The new law promotes innovative delivery and payment models which will create incentives for teams of health care professionals to provide better coordinated, higher quality primary care that is built around the needs of the patient – rather than simply reimbursing providers for individual services.
The new Center for Medicare and Medicaid Innovation within the Centers for Medicare & Medicaid Services will test, evaluate and rapidly expand different Medicare payment models once they are shown to foster more patient-centered care and better care coordination, as well as slow cost growth.
Q. Will younger people now be able to opt into Medicare?
The new law does not change the eligibility rules for Medicare. Medicare remains an option only for people 65 and older, as well as those who qualify for Social Security disability. But there may be other options for obtaining health insurance.
For individuals who have an income at or below 133 percent of the federal poverty level, Medicaid eligibility could open up on a state-by-state basis until it is mandated in 2014.

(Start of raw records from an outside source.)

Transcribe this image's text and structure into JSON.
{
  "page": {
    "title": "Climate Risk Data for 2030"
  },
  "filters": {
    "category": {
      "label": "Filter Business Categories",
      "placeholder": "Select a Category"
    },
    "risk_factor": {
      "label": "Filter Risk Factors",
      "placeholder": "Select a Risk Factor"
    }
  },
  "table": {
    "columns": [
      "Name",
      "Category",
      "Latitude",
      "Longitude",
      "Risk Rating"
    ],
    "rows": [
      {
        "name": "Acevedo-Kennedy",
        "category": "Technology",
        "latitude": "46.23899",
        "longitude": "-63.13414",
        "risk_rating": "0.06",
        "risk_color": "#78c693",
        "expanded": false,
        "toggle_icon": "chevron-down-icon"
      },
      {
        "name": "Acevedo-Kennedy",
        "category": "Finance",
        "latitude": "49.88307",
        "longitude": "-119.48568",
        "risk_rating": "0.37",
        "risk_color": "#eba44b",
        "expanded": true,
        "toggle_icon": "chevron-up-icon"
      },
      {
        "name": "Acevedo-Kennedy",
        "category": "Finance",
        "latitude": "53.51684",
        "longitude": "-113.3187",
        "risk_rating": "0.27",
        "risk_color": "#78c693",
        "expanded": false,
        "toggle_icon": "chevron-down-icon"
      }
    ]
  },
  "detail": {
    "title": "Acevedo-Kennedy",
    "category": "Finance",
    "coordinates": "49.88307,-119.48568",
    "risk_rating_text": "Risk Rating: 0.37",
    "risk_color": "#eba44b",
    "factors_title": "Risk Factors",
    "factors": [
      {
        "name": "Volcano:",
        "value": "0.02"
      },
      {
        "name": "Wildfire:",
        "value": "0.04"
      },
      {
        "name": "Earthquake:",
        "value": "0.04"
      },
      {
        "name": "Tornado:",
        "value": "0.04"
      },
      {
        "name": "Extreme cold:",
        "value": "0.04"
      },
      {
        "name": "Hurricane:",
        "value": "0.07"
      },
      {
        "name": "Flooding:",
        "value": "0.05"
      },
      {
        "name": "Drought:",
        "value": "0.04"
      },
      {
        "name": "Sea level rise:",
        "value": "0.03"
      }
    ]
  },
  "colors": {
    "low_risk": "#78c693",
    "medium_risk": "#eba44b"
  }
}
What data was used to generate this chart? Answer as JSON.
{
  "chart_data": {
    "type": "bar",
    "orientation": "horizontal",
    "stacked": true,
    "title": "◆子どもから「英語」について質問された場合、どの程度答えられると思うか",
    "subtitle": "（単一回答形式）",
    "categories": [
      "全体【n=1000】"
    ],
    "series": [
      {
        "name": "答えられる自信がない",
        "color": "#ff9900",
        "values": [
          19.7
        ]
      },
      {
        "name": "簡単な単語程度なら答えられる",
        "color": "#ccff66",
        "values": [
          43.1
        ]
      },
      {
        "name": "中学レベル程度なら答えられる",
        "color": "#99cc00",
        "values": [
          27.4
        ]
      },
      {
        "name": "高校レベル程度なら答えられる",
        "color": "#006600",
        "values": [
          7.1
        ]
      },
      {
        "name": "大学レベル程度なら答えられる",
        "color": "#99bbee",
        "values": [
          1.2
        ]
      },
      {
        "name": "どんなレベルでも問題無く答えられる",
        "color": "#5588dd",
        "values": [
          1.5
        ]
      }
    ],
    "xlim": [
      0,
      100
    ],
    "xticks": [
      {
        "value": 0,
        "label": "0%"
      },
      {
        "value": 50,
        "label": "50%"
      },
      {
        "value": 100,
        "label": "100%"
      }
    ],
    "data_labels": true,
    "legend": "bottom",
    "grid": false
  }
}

Small businesses that employ 25 or fewer employees with an average salary of $50,000 or below will receive sliding scale tax credits for providing health benefits to its employees starting this year.
In 2014 and afterward, individuals will be able to purchase health insurance through new Exchanges.
Prior to the initiation of these Exchanges, individuals who have had no health insurance for at least six months and who have a preexisting condition can qualify for a temporary insurance program that offers coverage, rate limits, and assistance with transition to the Exchange.
Q. How does the law affect supplemental health insurance plans?
The new law does not change supplemental health insurance plans (also known as “Medigap” insurance).